Repository files navigation

FAM file parser

A library for parsing FAM files from Python or Javascript.

Python library

Installation:

pip install fam-parser

Use as a library:

from fam_parser import FamParser

parser = FamParser(open('example.fam', 'rb').read())
print(parser.parsed)

Command line invocation:

fam_parser example.fam -

You can also invoke it directly from the repository root directory without installation:

python -m python.fam_parser example.fam -

Javascript library

Installation:

npm install fam-parser

Installation from source:

npm install
npm run dist

Use as a library:

var FamParser = require('fam-parser');

var parser = new FamParser(fs.readFileSync(
  'example.fam').toString('binary')
);

parser.getMembers().forEach(function(member) {
  console.log(member.SURNAME);
});

Command line invocation:

./node_modules/.bin/fam-parser example.fam

(Or, if you installed globally using npm install -g, the fam-parser binary should be in your $PATH.)
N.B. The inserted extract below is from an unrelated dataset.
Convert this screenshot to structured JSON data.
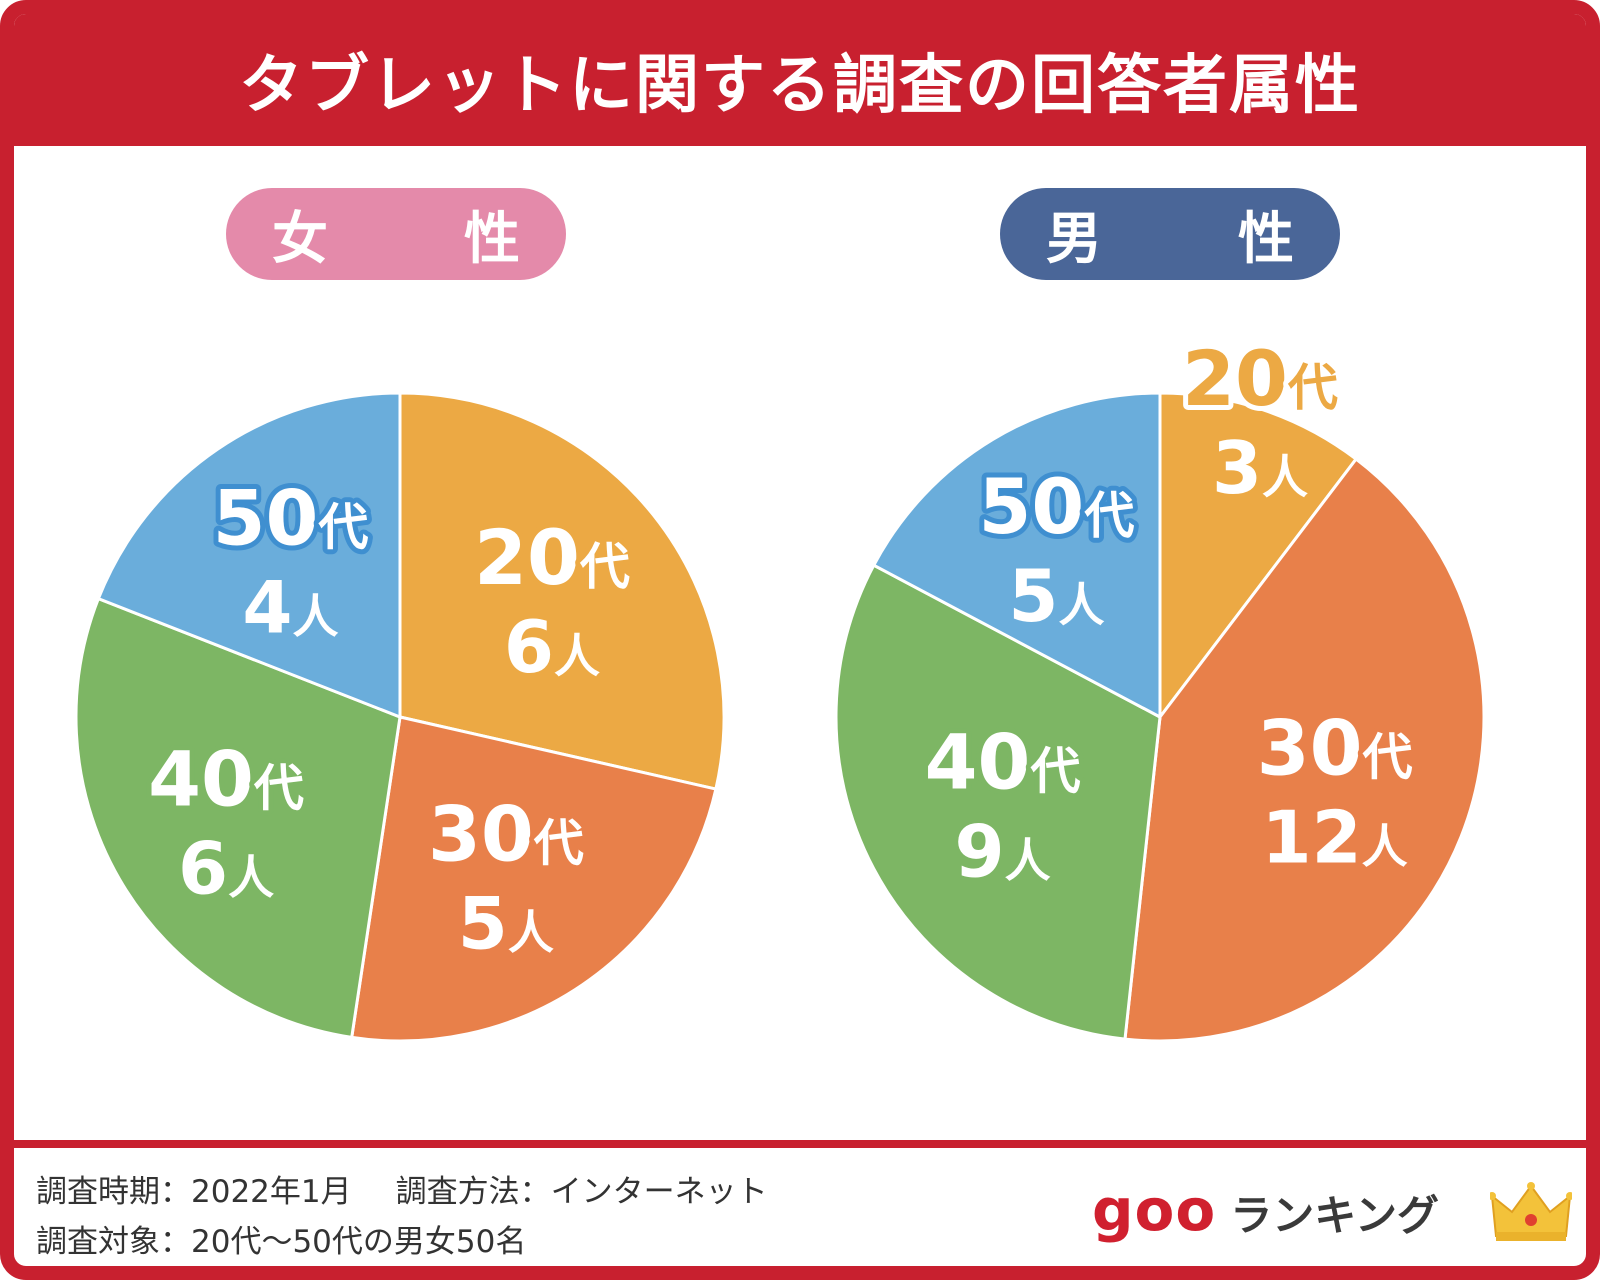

You can also invoke it directly from the repository root directory without installation:

node javascript/cli.js example.fam

Development of the FAM parser

We use the Python implementation for most of the development as it includes more debugging functionality. Any changes are later lifted to the Javascript implementation.

Preparations

First, make sure that wine is installed and that your CPU allows execution of 16-bit instructions:

echo 1 > /proc/sys/abi/ldt16

Reverse engineering

Run Cyrillic:

wine cyrillic.exe

And start editing a pedigree. Use xxd and watch to find differences:

while true; do watch --differences=permanent xxd pedigree.fam; done

Press Ctrl+c to clear the highlights.

Debugging

If something is wrong, then probably a skipped field is now assumed to be of fixed size, while it should be of variable size. To find the offending field, add the following line to the function _set_field:

print name

The offending field is probably one of the unnamed fields above the one you found, hopefully the nearest one.

Now you can give the unnamed field a name so you can inspect its content.

while true; do
  watch --differences=permanent \
    "fam_parser -d pedigree.fam - | tail -n +100"
done

Vary the values for head and tail to focus on the part of the output you want to inspect.